This is a repository for pulling data about MMA fights from the web and generating fight predictions based on said data.
First, clone the repository.
Navigate to the repository directory, and execute
python fmcrawler_sql.py
This will crawl the Fightmetric website. Crawling is kept at an artificially slow rate since a high crawl rate puts a lot of stress on the host and generally results in a ban. Thus, crawling the page exhaustively and conscientiously will take some time (but less than 30 mins).
Note: various common Python libraries are necessary in order for the code to run successfully.
Import fmprocess, and call
import fmprocess
fighters = fmprocess.get_fighters()
This will return a dictionary with all fighters on the Fightmetric website. To get a given fighter's fights, we do
fights = fmprocess.get_fights('Conor McGregor')
This will return all of the fights featuring Conor McGregor.
Simply running the script classifier.py will generate some informative printouts about classifier performance and feature importances.
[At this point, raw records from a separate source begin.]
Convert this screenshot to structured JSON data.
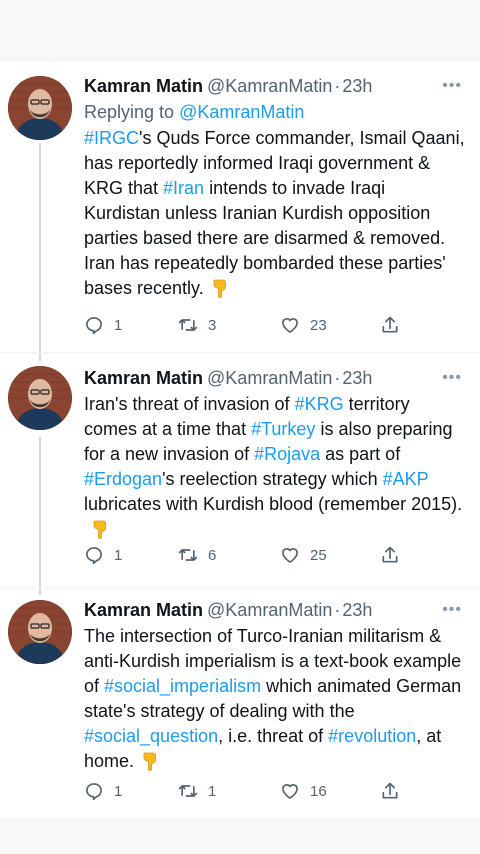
{
  "tweets": [
    {
      "name": "Kamran Matin",
      "handle": "@KamranMatin",
      "separator": "·",
      "time": "23h",
      "more": "•••",
      "reply_prefix": "Replying to",
      "reply_to": "@KamranMatin",
      "segments": [
        {
          "text": "#IRGC",
          "link": true
        },
        {
          "text": "'s Quds Force commander, Ismail Qaani, has reportedly informed Iraqi government & KRG that ",
          "link": false
        },
        {
          "text": "#Iran",
          "link": true
        },
        {
          "text": " intends to invade Iraqi Kurdistan unless Iranian Kurdish opposition parties based there are disarmed & removed. Iran has repeatedly bombarded these parties' bases recently.",
          "link": false
        }
      ],
      "emoji": "backhand-index-pointing-down",
      "replies": "1",
      "retweets": "3",
      "likes": "23"
    },
    {
      "name": "Kamran Matin",
      "handle": "@KamranMatin",
      "separator": "·",
      "time": "23h",
      "more": "•••",
      "segments": [
        {
          "text": "Iran's threat of invasion of ",
          "link": false
        },
        {
          "text": "#KRG",
          "link": true
        },
        {
          "text": " territory comes at a time that ",
          "link": false
        },
        {
          "text": "#Turkey",
          "link": true
        },
        {
          "text": " is also preparing for a new invasion of ",
          "link": false
        },
        {
          "text": "#Rojava",
          "link": true
        },
        {
          "text": " as part of ",
          "link": false
        },
        {
          "text": "#Erdogan",
          "link": true
        },
        {
          "text": "'s reelection strategy which ",
          "link": false
        },
        {
          "text": "#AKP",
          "link": true
        },
        {
          "text": " lubricates with Kurdish blood (remember 2015).",
          "link": false
        }
      ],
      "emoji": "backhand-index-pointing-down",
      "replies": "1",
      "retweets": "6",
      "likes": "25"
    },
    {
      "name": "Kamran Matin",
      "handle": "@KamranMatin",
      "separator": "·",
      "time": "23h",
      "more": "•••",
      "segments": [
        {
          "text": "The intersection of Turco-Iranian militarism & anti-Kurdish imperialism is a text-book example of ",
          "link": false
        },
        {
          "text": "#social_imperialism",
          "link": true
        },
        {
          "text": " which animated German state's strategy of dealing with the ",
          "link": false
        },
        {
          "text": "#social_question",
          "link": true
        },
        {
          "text": ", i.e. threat of ",
          "link": false
        },
        {
          "text": "#revolution",
          "link": true
        },
        {
          "text": ", at home.",
          "link": false
        }
      ],
      "emoji": "backhand-index-pointing-down",
      "replies": "1",
      "retweets": "1",
      "likes": "16"
    }
  ],
  "colors": {
    "link": "#1d9bf0",
    "text": "#0f1419",
    "secondary": "#536471",
    "background": "#ffffff",
    "band": "#f7f9f9"
  },
  "icons": [
    "reply-icon",
    "retweet-icon",
    "like-icon",
    "share-icon",
    "more-icon",
    "backhand-index-pointing-down-icon"
  ]
}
To train the classifier, run:
import classifier
myClassifier = classifier.build_classifier()
And now we can do interesting things, like make it predict the outcome of matchups it has never seen before. For example:
classifier.predict_fight(myClassifier,'Conor McGregor','Nick Diaz')
Note that this has to be interpreted with some caution, particularly when you're dealing with cases that the classifier does not see very often. For example, Demetrious Johnson's (Flyweight champion) features (e.g. number of wins) overcompensates for his small size compared to a larger opponent (e.g. Conor McGregor, who is several weight classes above). The problem is that these examples are very rarely seen, and so the model has no way of knowing how this would play out.
Nevertheless, it is fun to play around with, and potentially predictive above and beyond the odds provided by bookies.
The project is split into four components:
The API (fightmetric.py) gives a series of functions which easily handles pulling data from the web pages. There should be no need to interact with this as all the relevant data gets pulled.
The crawler (fmcrawler_sql.py) uses the API to crawl the entire Fightmetric.com site. It takes this data and puts it into an SQLite database.
Some data processing and prep is necessary in order to build feature vectors for classification (fmprocess.py).
The classifier is a simple logistic regression model which predicts the outcome of fights which the classifier has not been trained on. Validation is on-going using both logistic regression and random forest classifiers.